The study was published online in the journal Brain, Behavior and Immunity.

In the study, researchers analyzed data from nearly 1,000 diseases and two specific genes to compare the health profiles of COVID-19 patients with those who test negative, looking for similarities in the patients. COVID-19.

The study drew on data from UK Biobank, a long-term study of over 500,000 participants studying the respective contributions of genetic predisposition and environmental exposure to disease development.

From March, UK Biobank began reporting the COVID-19 status of its participants. The team in the Department of Genetics at Franklin College of Arts and Sciences, led by Assistant Professor Kaixiong Ye and his postdoctoral fellow Jingqi Zhou, quickly connected COVID-19 status to electronic health data.

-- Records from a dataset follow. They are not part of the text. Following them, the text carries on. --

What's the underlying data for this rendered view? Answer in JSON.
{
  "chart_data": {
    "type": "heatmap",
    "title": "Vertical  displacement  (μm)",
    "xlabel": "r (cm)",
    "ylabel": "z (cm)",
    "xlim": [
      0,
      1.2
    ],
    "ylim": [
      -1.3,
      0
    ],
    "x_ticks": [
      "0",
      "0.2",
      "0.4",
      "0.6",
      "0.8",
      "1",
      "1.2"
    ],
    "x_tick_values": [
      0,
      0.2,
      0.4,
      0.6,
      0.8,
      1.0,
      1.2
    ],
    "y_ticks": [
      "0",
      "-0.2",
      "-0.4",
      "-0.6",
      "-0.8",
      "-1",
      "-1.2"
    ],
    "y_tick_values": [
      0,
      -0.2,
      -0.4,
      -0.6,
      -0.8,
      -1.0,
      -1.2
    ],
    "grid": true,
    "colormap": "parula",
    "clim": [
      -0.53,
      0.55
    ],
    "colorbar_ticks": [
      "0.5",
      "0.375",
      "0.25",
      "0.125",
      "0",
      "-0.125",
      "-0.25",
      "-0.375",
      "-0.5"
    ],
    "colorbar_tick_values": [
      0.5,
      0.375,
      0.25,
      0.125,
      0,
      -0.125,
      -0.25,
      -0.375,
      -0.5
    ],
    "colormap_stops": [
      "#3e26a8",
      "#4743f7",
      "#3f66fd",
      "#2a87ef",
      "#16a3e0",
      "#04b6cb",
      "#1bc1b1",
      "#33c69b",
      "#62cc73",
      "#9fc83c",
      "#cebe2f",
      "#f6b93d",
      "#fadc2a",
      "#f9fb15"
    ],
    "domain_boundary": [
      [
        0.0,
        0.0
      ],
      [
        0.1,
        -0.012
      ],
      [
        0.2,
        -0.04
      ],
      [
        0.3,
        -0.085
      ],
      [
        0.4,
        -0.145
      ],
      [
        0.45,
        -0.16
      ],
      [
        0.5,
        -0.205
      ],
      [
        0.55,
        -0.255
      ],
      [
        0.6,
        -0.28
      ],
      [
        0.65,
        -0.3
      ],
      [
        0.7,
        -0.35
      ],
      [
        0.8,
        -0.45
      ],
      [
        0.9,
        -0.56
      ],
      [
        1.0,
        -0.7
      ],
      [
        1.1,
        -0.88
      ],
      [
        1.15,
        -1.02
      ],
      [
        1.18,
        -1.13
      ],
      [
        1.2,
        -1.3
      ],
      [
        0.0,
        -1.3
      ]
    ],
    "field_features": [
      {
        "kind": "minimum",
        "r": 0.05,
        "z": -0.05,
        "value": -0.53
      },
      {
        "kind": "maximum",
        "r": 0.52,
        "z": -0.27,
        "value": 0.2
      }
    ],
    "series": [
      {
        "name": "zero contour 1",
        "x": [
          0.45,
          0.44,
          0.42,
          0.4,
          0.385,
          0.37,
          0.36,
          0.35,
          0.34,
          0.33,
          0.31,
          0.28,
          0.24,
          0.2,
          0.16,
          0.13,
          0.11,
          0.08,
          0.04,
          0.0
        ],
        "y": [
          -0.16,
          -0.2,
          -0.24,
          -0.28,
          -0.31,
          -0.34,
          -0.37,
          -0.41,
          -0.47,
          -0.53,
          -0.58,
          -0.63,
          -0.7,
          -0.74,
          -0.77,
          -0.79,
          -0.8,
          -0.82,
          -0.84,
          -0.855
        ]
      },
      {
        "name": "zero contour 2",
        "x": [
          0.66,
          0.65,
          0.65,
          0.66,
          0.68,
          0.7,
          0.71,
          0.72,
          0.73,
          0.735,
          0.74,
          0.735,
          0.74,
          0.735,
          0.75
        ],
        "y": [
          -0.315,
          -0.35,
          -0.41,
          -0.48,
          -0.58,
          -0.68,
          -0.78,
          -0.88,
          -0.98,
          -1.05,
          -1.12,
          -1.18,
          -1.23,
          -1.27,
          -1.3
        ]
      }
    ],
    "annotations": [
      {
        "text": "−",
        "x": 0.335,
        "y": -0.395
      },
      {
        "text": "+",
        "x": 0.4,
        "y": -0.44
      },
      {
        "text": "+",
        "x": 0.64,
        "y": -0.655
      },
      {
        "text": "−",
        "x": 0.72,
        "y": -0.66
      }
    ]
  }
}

“We took a no-guesswork approach and the most statistically significant are cognitive impairment and type 2 diabetes,” said Ye, lead author of the study. “At the moment, we don’t know the mechanisms behind these associations, we only know that they are more common in COVID-19 patients.”

Analyzing the genetic factors that make some individuals more at risk for severe COVID-19, the team focused on two genes: ACE2 and TPMPRSS2, known to be essential for the virus to enter human cells. specific genetic variation is more common in the COVID-19 patient, ”he said. The research team also found that variations in genes linked to SARS-CoV-2 infection may be associated with severe COVID-19 that requires hospitalization.

(Only the title and image of this report may have been reworked by Business Standard staff; the rest of the content is automatically generated from a syndicated feed.)